The Great Road Trip of China: Yunnan
By the time we set out on The Great Road Trip of China, we'd managed to negotiate a lot of trip planning in Chinese. We were prepared for camping outside or in the car in all but freezing conditions, any road or natural disaster we could think of, and we had enough food to last us a month. Yet our understanding of the wilds of Western China consisted mostly of the dusty, construction-gutted streets of Kunming. Sure, we'd read lots of maps and books and stuff, but they were largely absent of the details that would become important to us - the feel of a place, the quality of the roads, the extent of the spread of tourism, lunch nooks with some shade cover and especially friendly faces. A wise traveler in Kunming warned us, if we didn't watch our time in Yunnan closely, we'd wind up one day gazing at the calendar and wondering how a month had passed by.
While we weren't exactly caught off guard a month later as we were crossing the Yunnan border into Sichuan, it's hard to comprehend how all this diversity can be found in a single province in Southwestern China. This first batch of photos comprises the first two weeks of the trip - when we were still newbs to traveling in China.
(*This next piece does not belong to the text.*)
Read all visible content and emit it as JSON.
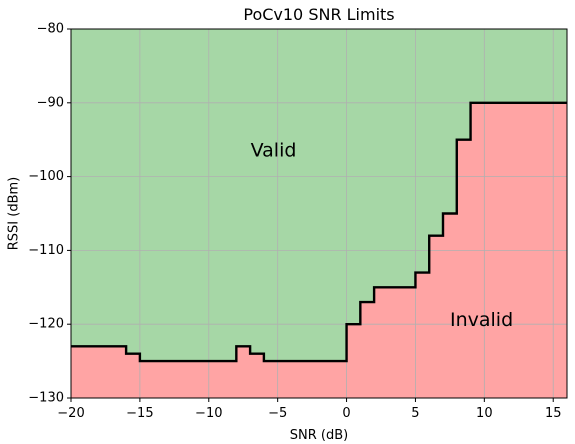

Driving through Southern and Eastern Yunnan we followed small (yet well-paved!) roads through a continuous expanse of undulating mountains, meticulously sculpted by hand into rows of rice, banana, corn and sugarcane. The terraces felt a part of the mountains as much as the rocks and the trees. Sometimes we'd travel over large stretches of road without a single shoulder or dividing line to separate us from those clean rows of vibrant green plants. You'd think after all our time in southern India we'd have grown tired of rice fields. We try, for our part, not to idealize this bucolic lifestyle. The farmers of Yunnan are some of the hardest working people we've ever seen.